Ventura Cota Borbón
En
días pasados, mientras miraba una fotografía que el buen amigo Ascensión
Sánchez Vázquez, el famoso “Tibo”, subió al Facebook, de inmediato me
remolcaron al pasado los recuerdos de cuando hace poco más de cuarenta años
–ayer-, chirotéabamos (como dice mi amigo Eligio Higuera), por esos vetustos
edificios en compañía de los amigos de la infancia.
Naturalmente
que en esas evocaciones aparecieron buenos y malos recuerdos –perdonando la
redundancia-, de cuando las travesuras propias de la época de infantes,
formaban parte de la cotidianidad de nuestra vida.
En
los multifamiliares del ISSSTE -los multis como familiarmente los conocemos
quienes por años moramos esos lugares-, adolecí mi adolescencia; las caras y
nombres de personas que conformaron esas reminiscencias fueron apareciendo en
mi mente como en un desfile interminable de escenas tal como si fuera una
película.
Por
supuesto cómo no recordar a César Higuera (+), administrador y fiero guardián
de ese par de edificios construidos en la década de los cincuentas. César era
un gigantón que con su sola presencia imponía miedo, respeto, pero que en
realidad era un alma muy noble y los sustos que nos ponía cuando nos sorprendía
tirando "bombas" que el ingenio nos hacía que construyéramos de bolsas
del MZ llenas de agua y lanzábamos desde la azotea, eran de antología. No
podían faltar sus ayudantes de siempre en esas perseguidas para castigarnos por
las travesuras: Tilín, Colula y esteban.
No
pocas fueron las veces que César nos pegaba una chinga tomándonos de las orejas
y con su clásico grito de: ¡Burros, animales, gaznápiros! Por cierto este
último término ni él ni nosotros nunca supimos qué significado tenía, pero
escuchárselo decir, era cosa de agarrar “cura”. Lo cierto es que salíamos
“hechos la mocha” y a ponernos a resguardo en las chimeneas del quinto piso.
Desde
las azoteas podíamos observar todo lo que pasaba en los alrededores del barrio
del cerrito Malakof, donde se erige la estatua del Benemérito (hoy conocido
como Lomas de Juárez) y desde esos lugares planeábamos las travesuras del día.

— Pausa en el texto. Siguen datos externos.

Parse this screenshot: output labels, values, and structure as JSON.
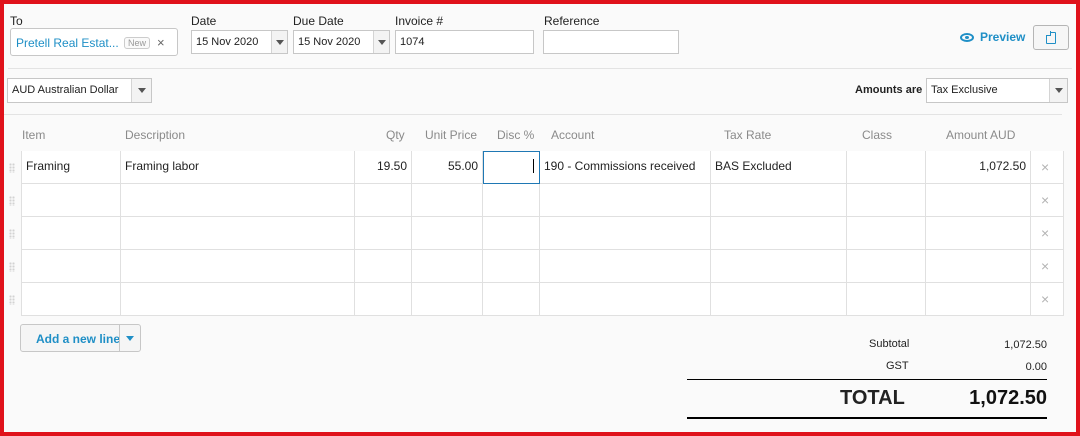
{
  "header": {
    "to_label": "To",
    "to_value": "Pretell Real Estat...",
    "to_badge": "New",
    "to_clear": "×",
    "date_label": "Date",
    "date_value": "15 Nov 2020",
    "due_label": "Due Date",
    "due_value": "15 Nov 2020",
    "invoice_label": "Invoice #",
    "invoice_value": "1074",
    "reference_label": "Reference",
    "reference_value": "",
    "preview_label": "Preview"
  },
  "options": {
    "currency": "AUD Australian Dollar",
    "amounts_label": "Amounts are",
    "amounts_value": "Tax Exclusive"
  },
  "table": {
    "columns": [
      "Item",
      "Description",
      "Qty",
      "Unit Price",
      "Disc %",
      "Account",
      "Tax Rate",
      "Class",
      "Amount AUD"
    ],
    "rows": [
      {
        "item": "Framing",
        "description": "Framing labor",
        "qty": "19.50",
        "unit_price": "55.00",
        "disc": "",
        "account": "190 - Commissions received",
        "tax_rate": "BAS Excluded",
        "class": "",
        "amount": "1,072.50"
      },
      {
        "item": "",
        "description": "",
        "qty": "",
        "unit_price": "",
        "disc": "",
        "account": "",
        "tax_rate": "",
        "class": "",
        "amount": ""
      },
      {
        "item": "",
        "description": "",
        "qty": "",
        "unit_price": "",
        "disc": "",
        "account": "",
        "tax_rate": "",
        "class": "",
        "amount": ""
      },
      {
        "item": "",
        "description": "",
        "qty": "",
        "unit_price": "",
        "disc": "",
        "account": "",
        "tax_rate": "",
        "class": "",
        "amount": ""
      },
      {
        "item": "",
        "description": "",
        "qty": "",
        "unit_price": "",
        "disc": "",
        "account": "",
        "tax_rate": "",
        "class": "",
        "amount": ""
      }
    ],
    "delete_glyph": "×"
  },
  "actions": {
    "add_line_label": "Add a new line"
  },
  "totals": {
    "subtotal_label": "Subtotal",
    "subtotal_value": "1,072.50",
    "gst_label": "GST",
    "gst_value": "0.00",
    "total_label": "TOTAL",
    "total_value": "1,072.50"
  },
  "colors": {
    "accent": "#1f8fc6",
    "frame_border": "#e0121b"
  }
}
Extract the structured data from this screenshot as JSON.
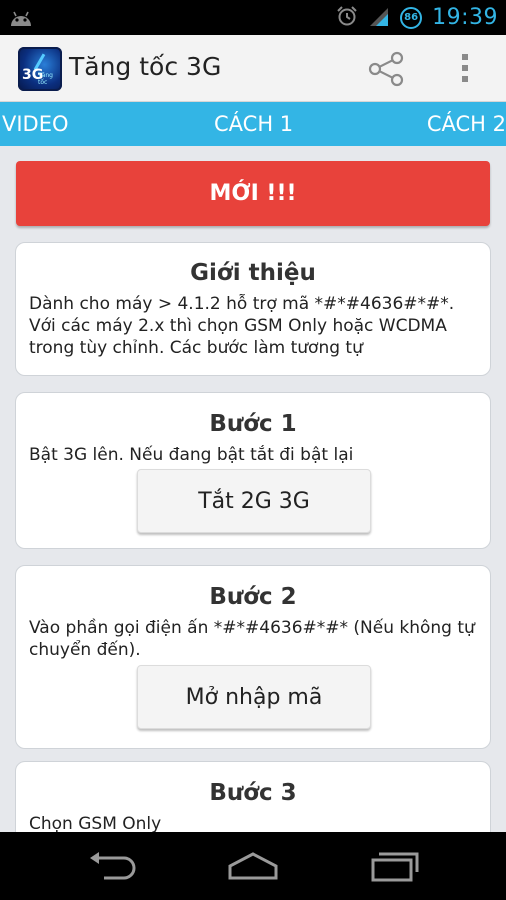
{
  "status_bar": {
    "time": "19:39",
    "battery_level": "86"
  },
  "app": {
    "title": "Tăng tốc 3G",
    "icon_text": "3G",
    "icon_subtext": "Tăng tốc"
  },
  "tabs": [
    {
      "label": "VIDEO"
    },
    {
      "label": "CÁCH 1"
    },
    {
      "label": "CÁCH 2"
    }
  ],
  "new_button": {
    "label": "MỚI !!!"
  },
  "cards": {
    "intro": {
      "title": "Giới thiệu",
      "text": "Dành cho máy > 4.1.2 hỗ trợ mã *#*#4636#*#*. Với các máy 2.x thì chọn GSM Only hoặc WCDMA trong tùy chỉnh. Các bước làm tương tự"
    },
    "step1": {
      "title": "Bước 1",
      "text": "Bật 3G lên. Nếu đang bật tắt đi bật lại",
      "button": "Tắt 2G  3G"
    },
    "step2": {
      "title": "Bước 2",
      "text": "Vào phần gọi điện ấn *#*#4636#*#* (Nếu không tự chuyển đến).",
      "button": "Mở nhập mã"
    },
    "step3": {
      "title": "Bước 3",
      "text": "Chọn GSM Only"
    }
  },
  "colors": {
    "accent": "#33b5e5",
    "new_button": "#e8423b"
  }
}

A qué casa y contra quién iban a ser lanzadas las bombas de agua, o las pencas
de dátiles y plátanos verdes. Sinceramente no medíamos el peligro que podría
causar que a alguien recibiera tremendo pencazo en la cabeza. Por fortuna nunca
se dio desgracia alguna.
Había
un chavalo que se llama José laborín -por cierto excelente músico con quien
algunas veces compartimos escenarios en mi época de trovador-, y cuya carrera
emprendía cuando su mamá, la finada señora Martha le gritaba desde el balcón
del cuarto piso del primer edificio: ¡Titooooo…!
Pobre
Tito, al primer grito obedecía a su señora madre y salía como alma que lleva el
diablo perseguido por el coro de todos quienes aprovechábamos el famoso baladro
para darle carrilla y la risa nos hacía su presa. Pobre Chuyito, todavía de
grande se acordaba y se agüitaba.
Había
algo que nos encantaba hacer: tirar piedras al techo de la casa de Los
Apóstoles, quienes mientras ensayaban su hermosa música, al ritmo de las
“caldas” que caían sobre el techo de lámina galvanizada, el Chunga a través del
micrófono e inspirado por la ira, nos mentaba la madre. Pobre Chunga, hasta
muchos años después supo que entre la bolita desmadroza lanza piedras estaba quien
esto pergeña y me dijo: “Nunca me hubiera imaginado, si eras bien seriecito”.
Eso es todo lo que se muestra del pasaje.